La Pòlis che non c’è, di Ennio Abate con la prefazione di Massimiliano Tortora (Cfr). Intervento di Nunzio Festa




“La Pòlis che non c’è” è il libro che raccoglie le poesie scritte dal poeta-operaio d’origini campane, Ennio Abate, dal 1978; vincitore della terza edizione del Premio “Fortini”, si tratta d’un’opera insieme complessa e semplice allo stesso tempo. Difficile nella sua struttura, di facile lettura. Perché, e il prefatore del volume sarà ancora più chiaro e decisivo del sottoscritto (ma a suo modo vorrà spiegarcelo il poeta nella sua nota accompagnatoria dei testi), la poesia civile d’Abate – al di là di cosa pensino delle definizione sostenuta gli stessi Ennio Abate e Tortora – s’occupa proprio della scomparsa del “noi” politico, arrivando a incidere con lo scalpello del poeta l’Io oramai in stato di emarginazione e, perfino, resa. Reagendo nel disincanto, in una qualche maniera.
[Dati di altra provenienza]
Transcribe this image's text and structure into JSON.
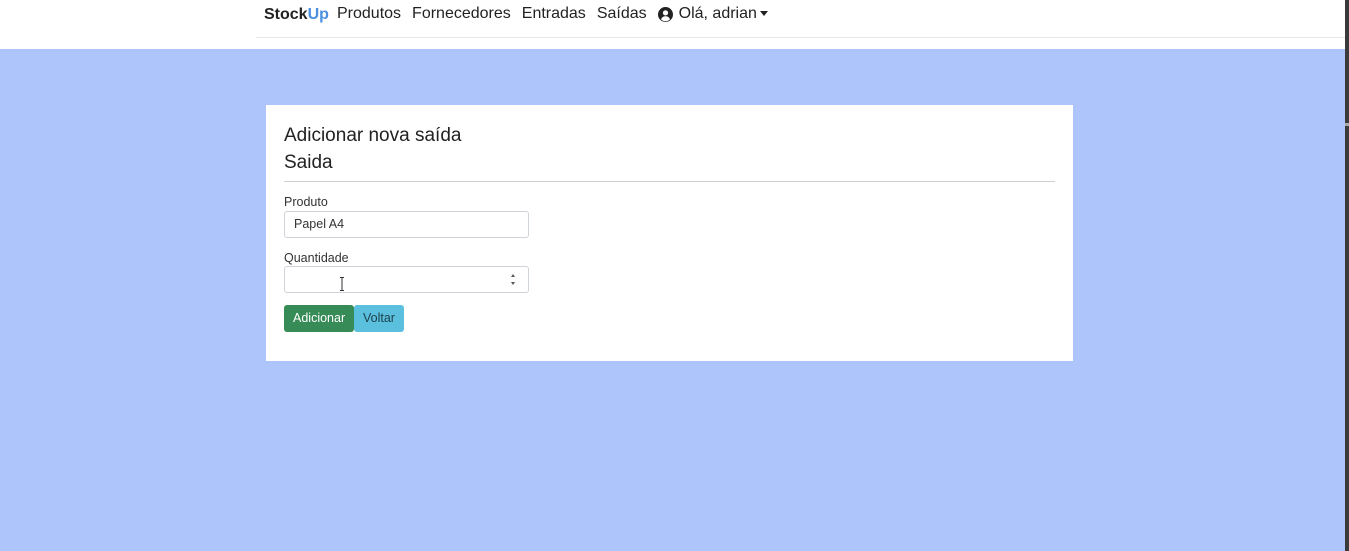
{
  "navbar": {
    "brand_a": "Stock",
    "brand_b": "Up",
    "links": [
      "Produtos",
      "Fornecedores",
      "Entradas",
      "Saídas"
    ],
    "user_menu": "Olá, adrian",
    "user_icon": "user-circle-icon"
  },
  "card": {
    "title": "Adicionar nova saída",
    "subtitle": "Saida",
    "fields": {
      "produto_label": "Produto",
      "produto_value": "Papel A4",
      "quantidade_label": "Quantidade",
      "quantidade_value": ""
    },
    "buttons": {
      "add": "Adicionar",
      "back": "Voltar"
    }
  },
  "colors": {
    "background": "#aec5fb",
    "brand_accent": "#4a8fe0",
    "add_button": "#378b56",
    "back_button": "#5bc0de"
  }
}
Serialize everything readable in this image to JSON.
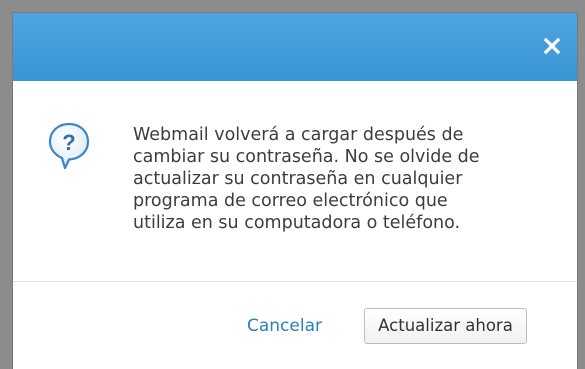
{
  "dialog": {
    "close_glyph": "x",
    "icon": "question-help-icon",
    "message_lines": [
      "Webmail volverá a cargar después de",
      "cambiar su contraseña. No se olvide de",
      "actualizar su contraseña en cualquier",
      "programa de correo electrónico que",
      "utiliza en su computadora o teléfono."
    ],
    "cancel_label": "Cancelar",
    "confirm_label": "Actualizar ahora"
  },
  "colors": {
    "titlebar": "#3a95d4",
    "link": "#2a7fc0",
    "icon_stroke": "#3a86c8"
  }
}
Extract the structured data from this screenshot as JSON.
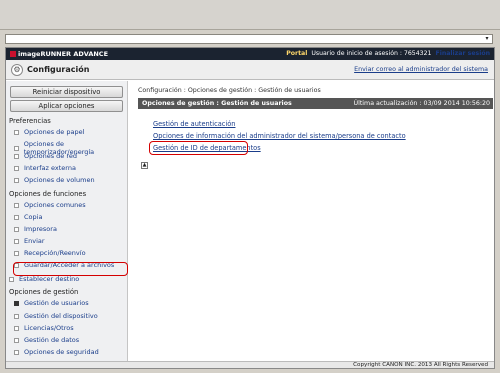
{
  "browser": {
    "dropdown_icon": "chevron-down-icon"
  },
  "topbar": {
    "brand": "imageRUNNER ADVANCE",
    "portal": "Portal",
    "user_label": "Usuario de inicio de asesión : 7654321",
    "logout": "Finalizar sesión"
  },
  "confbar": {
    "title": "Configuración",
    "send_mail": "Enviar correo al administrador del sistema",
    "icon": "settings-icon"
  },
  "sidebar": {
    "restart_button": "Reiniciar dispositivo",
    "apply_button": "Aplicar opciones",
    "sections": [
      {
        "title": "Preferencias",
        "items": [
          "Opciones de papel",
          "Opciones de temporizador/energía",
          "Opciones de red",
          "Interfaz externa",
          "Opciones de volumen"
        ]
      },
      {
        "title": "Opciones de funciones",
        "items": [
          "Opciones comunes",
          "Copia",
          "Impresora",
          "Enviar",
          "Recepción/Reenvío",
          "Guardar/Acceder a archivos"
        ]
      }
    ],
    "establish_dest": "Establecer destino",
    "mgmt_title": "Opciones de gestión",
    "mgmt_items": [
      "Gestión de usuarios",
      "Gestión del dispositivo",
      "Licencias/Otros",
      "Gestión de datos",
      "Opciones de seguridad"
    ]
  },
  "content": {
    "breadcrumb": "Configuración : Opciones de gestión : Gestión de usuarios",
    "panel_title": "Opciones de gestión : Gestión de usuarios",
    "last_update": "Última actualización : 03/09 2014 10:56:20",
    "links": [
      "Gestión de autenticación",
      "Opciones de información del administrador del sistema/persona de contacto",
      "Gestión de ID de departamentos"
    ]
  },
  "footer": {
    "copyright": "Copyright CANON INC. 2013 All Rights Reserved"
  },
  "colors": {
    "highlight": "#d40000",
    "topbar": "#1b2330",
    "link": "#1a3d8a"
  }
}
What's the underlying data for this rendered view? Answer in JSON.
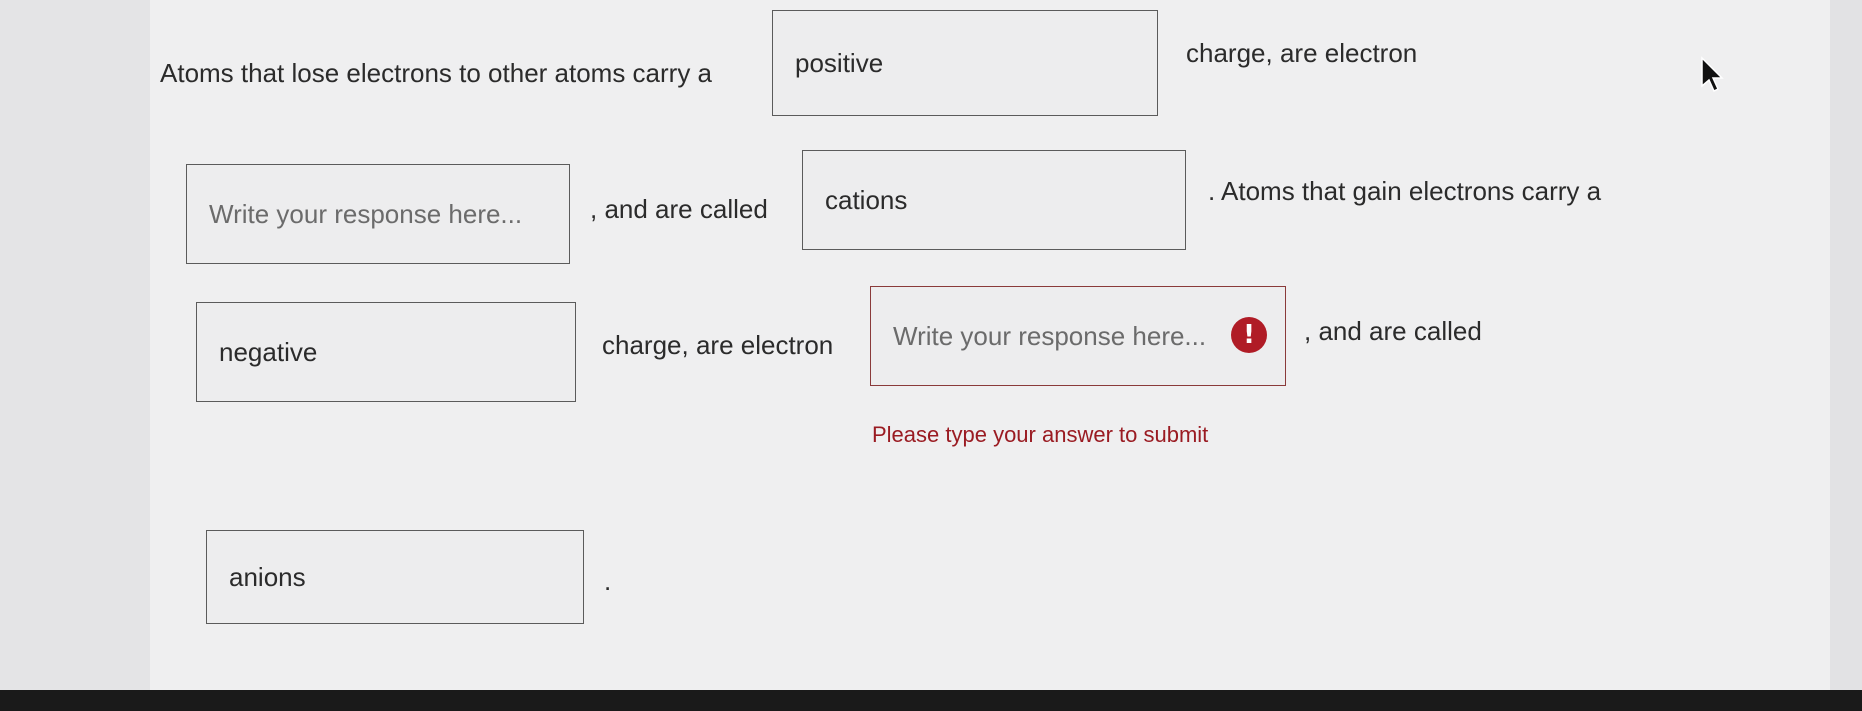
{
  "question": {
    "text_1": "Atoms that lose electrons to other atoms carry a",
    "text_2": "charge, are electron",
    "text_3": ", and are called",
    "text_4": ". Atoms that gain electrons carry a",
    "text_5": "charge, are electron",
    "text_6": ", and are called",
    "text_7": "."
  },
  "inputs": {
    "blank_1": {
      "value": "positive",
      "placeholder": ""
    },
    "blank_2": {
      "value": "",
      "placeholder": "Write your response here..."
    },
    "blank_3": {
      "value": "cations",
      "placeholder": ""
    },
    "blank_4": {
      "value": "negative",
      "placeholder": ""
    },
    "blank_5": {
      "value": "",
      "placeholder": "Write your response here..."
    },
    "blank_6": {
      "value": "anions",
      "placeholder": ""
    }
  },
  "validation": {
    "icon": "!",
    "message": "Please type your answer to submit"
  },
  "colors": {
    "error": "#b01c26",
    "error_text": "#9a1b22"
  }
}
Quindi dal punto di vista dell’intonazione contenutistica, posso confermare che l’obiettivo è raggiunto: Abate versifica dandoci la decomposizione assoluta delle comunità, nello specifico quella politica – di protesta. Come, d’altronde, l’altro grande risultato è stato ottenuto. Insomma non conoscevo il poeta Abate ma adesso so bene che dovrei stare molto più attento a un autore e lottatore che vissuta l’esperienza d’Avanguardia Operaia, non è sereno nell’essersi pensionato. Anzi il calore della sua rabbia porta persino aggressioni alle acque chete dei tanti ex compagni che si sono arresi oppure, peggio ancora, han fatto il salto che li condusse già tempo fa dall’altra parte. Facendo scompiglio, innanzitutto, nelle certezze assolute in mano a fondoschiena benpensanti e ben torniti. Se all’inizio la partitura è più ampia, nella seconda parte dell’opera infatti, proprio dove le artigliate diventano più forti, la scrittura viene a chi legge in veste più computa. Eppure la forza è sempre la stessa. Abate sente il mondo cadere. I problemi diventare “crisi”. Tutte le sconfitte. E, su tutto, la classe operaia lasciata in un deserto dove a volte prova ancora a lottare. Mentre, per dire, i giornali più diffusi cosa diffondono? “Controllo / nel più smaltato vasino / a sinistra / la cacca di Arbasino.” Le pattuglie degli ex combattivi, invece, come lavorano e/o lottano adesso? “I più lesti finiti in massmedia / il grosso eliminato tra storia / filosofia o economia / altri per il rotto della cuffia / accucciati in poesia / e qualcuno solo in scuole di periferia.” Dice il poeta-operaio. Pronto al riscatto. E coraggio dona la sua poesia civile e sociale.